There's a lot at stake financially too. If Castro stays in the Army for at least two more years, he'll qualify for a standard military pension, which will continue to rise for each additional year he serves. At the 20-year mark, for instance, he'd be entitled to nearly $87,000 a year, which includes $54,000 in veterans' disability benefits; after 24 years he'd receive at least $94,000.
But if he's discharged, he'll instead get about $74,000 - veterans' benefits plus special combat-related compensation. He'd also have to find a new career. "I'm hoping I could work as a military contractor," he says. "But if that doesn't happen, I don't know what I'd do."

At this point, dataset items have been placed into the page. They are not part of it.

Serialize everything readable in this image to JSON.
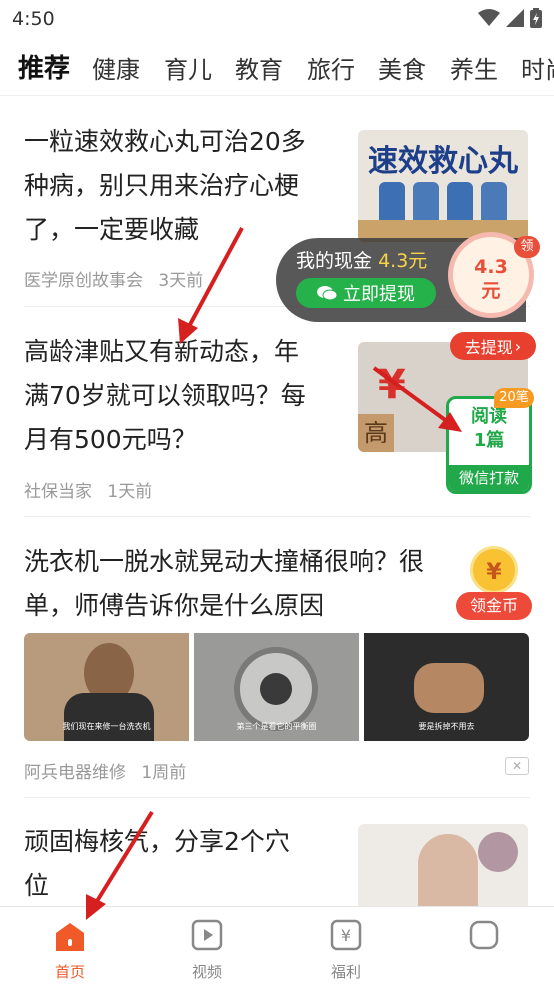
{
  "status": {
    "time": "4:50"
  },
  "tabs": [
    {
      "label": "推荐",
      "active": true
    },
    {
      "label": "健康",
      "active": false
    },
    {
      "label": "育儿",
      "active": false
    },
    {
      "label": "教育",
      "active": false
    },
    {
      "label": "旅行",
      "active": false
    },
    {
      "label": "美食",
      "active": false
    },
    {
      "label": "养生",
      "active": false
    },
    {
      "label": "时尚",
      "active": false
    }
  ],
  "articles": [
    {
      "title_lines": [
        "一粒速效救心丸可治20多",
        "种病，别只用来治疗心梗",
        "了，一定要收藏"
      ],
      "source": "医学原创故事会",
      "time": "3天前",
      "thumb_text": "速效救心丸"
    },
    {
      "title_lines": [
        "高龄津贴又有新动态，年",
        "满70岁就可以领取吗？每",
        "月有500元吗？"
      ],
      "source": "社保当家",
      "time": "1天前",
      "thumb_text": "高龄"
    },
    {
      "title_lines": [
        "洗衣机一脱水就晃动大撞桶很响？很",
        "单，师傅告诉你是什么原因"
      ],
      "source": "阿兵电器维修",
      "time": "1周前",
      "captions": [
        "我们现在来修一台洗衣机",
        "第三个是看它的平衡圈",
        "要是拆掉不用去"
      ]
    },
    {
      "title_lines": [
        "顽固梅核气，分享2个穴",
        "位"
      ]
    }
  ],
  "cash_widget": {
    "label": "我的现金",
    "amount": "4.3元",
    "withdraw_button": "立即提现",
    "circle_line1": "4.3",
    "circle_line2": "元",
    "badge": "领"
  },
  "read_widget": {
    "go_withdraw": "去提现",
    "badge": "20笔",
    "line1": "阅读",
    "line2": "1篇",
    "bottom": "微信打款"
  },
  "coin_widget": {
    "symbol": "¥",
    "label": "领金币"
  },
  "close_label": "✕",
  "bottom_nav": [
    {
      "label": "首页",
      "icon": "home-icon",
      "active": true
    },
    {
      "label": "视频",
      "icon": "video-icon",
      "active": false
    },
    {
      "label": "福利",
      "icon": "welfare-icon",
      "active": false
    },
    {
      "label": "",
      "icon": "profile-icon",
      "active": false
    }
  ],
  "colors": {
    "accent": "#f05a28",
    "green": "#21a84a",
    "red": "#e8402e",
    "arrow": "#d62020"
  }
}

As Ivan and Evelyn wait to find out what his future with the Army will be, he works furiously at getting back in shape. When he's home, every weekday he goes to the gym for weight training. Running partners - fellow servicemen or their spouses - take him out for laps. He takes 60-mile trips with a local cycling club, riding a tandem bike with a sighted partner in front. "I want to show the medical board what I can do, not what I can't do," says Castro. "I want to show them that physically I'm there - in better shape than some guys on active duty."
On the morning of Oct. 28, 2007, Castro got a chance to show just what he can do. It's the day of the 32nd annual Marine Corps Marathon and, 10 minutes before the main start, he takes off with the wheelchair entrants. In his left hand is a black shoelace tied in a loop; holding on to the same shoelace is his running partner Lynn Salgado. She guides him, tugging on the shoelace to nudge him one way or the other and calling out features of the course; behind Castro runs another friend, Amy Moyes, spreading her arms protectively to shield him from other runners. Less than 4 and one half hours later Castro runs up the last hill and finishes, placing in the top half of male runners.
As with so many other challenges he has met, he couldn't have finished the marathon without sometimes unfathomable reserves of inner strength and drive. But that's no longer enough. Now Castro can't get anywhere without a little help.